Alors, aux grands maux les grands remèdes. Selon un sondage Qualtrics réalisé à la fin de l’été 2022, près de 21% des actifs déjà en poste ont déjà cherché un deuxième emploi, et 20% d’entre eux envisagent de le faire. Ainsi, 40% des Français auraient dernièrement pensé à jongler avec au moins deux jobs pour s’en sortir. « C’est davantage le cas des métiers à faible niveau de qualification et de rémunération, qui sont encore plus contraints qu’avant de trouver un deuxième job pour faire face financièrement, observe Eric Gras, spécialiste du marché de l’emploi et du recrutement chez Indeed France. La majeure partie des gens qui cherchent un deuxième emploi par contrainte vivent dans des zones rurales et ont besoin de trouver un complément de revenus, parce que les seuls jobs qu’ils trouvent sont des CDD, des emplois partiels ou en intérim. »

Mais la tendance s’accentue également chez les cadres. Kate, 31 ans, product manager dans le tourisme, y songe sérieusement : « On s’est engagés dans des travaux sur la base de notre niveau de vie d’avant, mais là ça ne suit plus. C’est exponentiel : notre panier de courses a augmenté de 30 à 40%, le budget essence de mon compagnon a subi une hausse d’environ 250 euros par mois et on ne chauffe plus qu’au bois alors qu’on utilisait aussi le gaz l’année dernière. On n’arrive même plus à mettre d’argent de côté. » La solution, estime-t-elle : trouver un complément de revenus « d’au moins 200 euros par mois », pour que le couple soit à nouveau à l’aise.
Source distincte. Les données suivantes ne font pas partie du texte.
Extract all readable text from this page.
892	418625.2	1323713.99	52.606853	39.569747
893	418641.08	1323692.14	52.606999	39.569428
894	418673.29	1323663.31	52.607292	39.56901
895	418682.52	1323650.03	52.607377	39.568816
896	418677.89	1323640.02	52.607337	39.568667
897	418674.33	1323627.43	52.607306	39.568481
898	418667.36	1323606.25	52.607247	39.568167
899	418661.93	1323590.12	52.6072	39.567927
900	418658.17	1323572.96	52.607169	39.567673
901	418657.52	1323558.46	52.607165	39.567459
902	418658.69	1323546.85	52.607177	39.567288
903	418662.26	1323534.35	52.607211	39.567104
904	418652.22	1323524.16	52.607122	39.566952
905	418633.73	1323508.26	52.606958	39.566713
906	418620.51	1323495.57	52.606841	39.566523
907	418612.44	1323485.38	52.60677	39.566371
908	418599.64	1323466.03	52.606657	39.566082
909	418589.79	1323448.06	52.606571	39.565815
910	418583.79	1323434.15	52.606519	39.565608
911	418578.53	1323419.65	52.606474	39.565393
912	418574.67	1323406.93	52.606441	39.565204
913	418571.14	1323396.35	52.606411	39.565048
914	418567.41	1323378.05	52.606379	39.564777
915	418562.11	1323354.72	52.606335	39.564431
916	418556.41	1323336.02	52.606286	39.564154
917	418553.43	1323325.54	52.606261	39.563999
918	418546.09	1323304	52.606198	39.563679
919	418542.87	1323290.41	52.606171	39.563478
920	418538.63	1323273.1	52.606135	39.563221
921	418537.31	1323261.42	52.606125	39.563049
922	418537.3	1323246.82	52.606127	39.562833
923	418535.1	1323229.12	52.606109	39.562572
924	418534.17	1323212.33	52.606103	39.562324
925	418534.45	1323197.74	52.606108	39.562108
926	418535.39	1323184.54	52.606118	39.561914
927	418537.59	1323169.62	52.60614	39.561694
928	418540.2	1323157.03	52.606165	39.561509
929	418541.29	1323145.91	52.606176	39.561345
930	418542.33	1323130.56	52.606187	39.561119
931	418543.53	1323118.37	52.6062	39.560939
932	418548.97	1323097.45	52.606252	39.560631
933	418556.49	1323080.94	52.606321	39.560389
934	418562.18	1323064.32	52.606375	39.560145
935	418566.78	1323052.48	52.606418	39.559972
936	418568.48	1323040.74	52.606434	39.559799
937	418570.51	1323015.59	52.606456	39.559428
Jusqu’ici, Kate et son compagnon faisaient pourtant partie de ce que l’on nomme la classe moyenne, relativement épargnée par les aléas de l’économie. Mais autant qu’elle pousse à changer nos modes de vie et de consommation, l’inflation redessine les contours des classes sociales. « Normalement, la force d’un pays comme la France c’est sa classe moyenne, analyse pour Ecorama Marc Touati, économiste et président du cabinet ACDEFI. Il y a un peu de très riches, un peu de très pauvres et une belle classe moyenne. Là, le problème c’est que la classe moyenne d’en bas est en train de tomber, de se détériorer. »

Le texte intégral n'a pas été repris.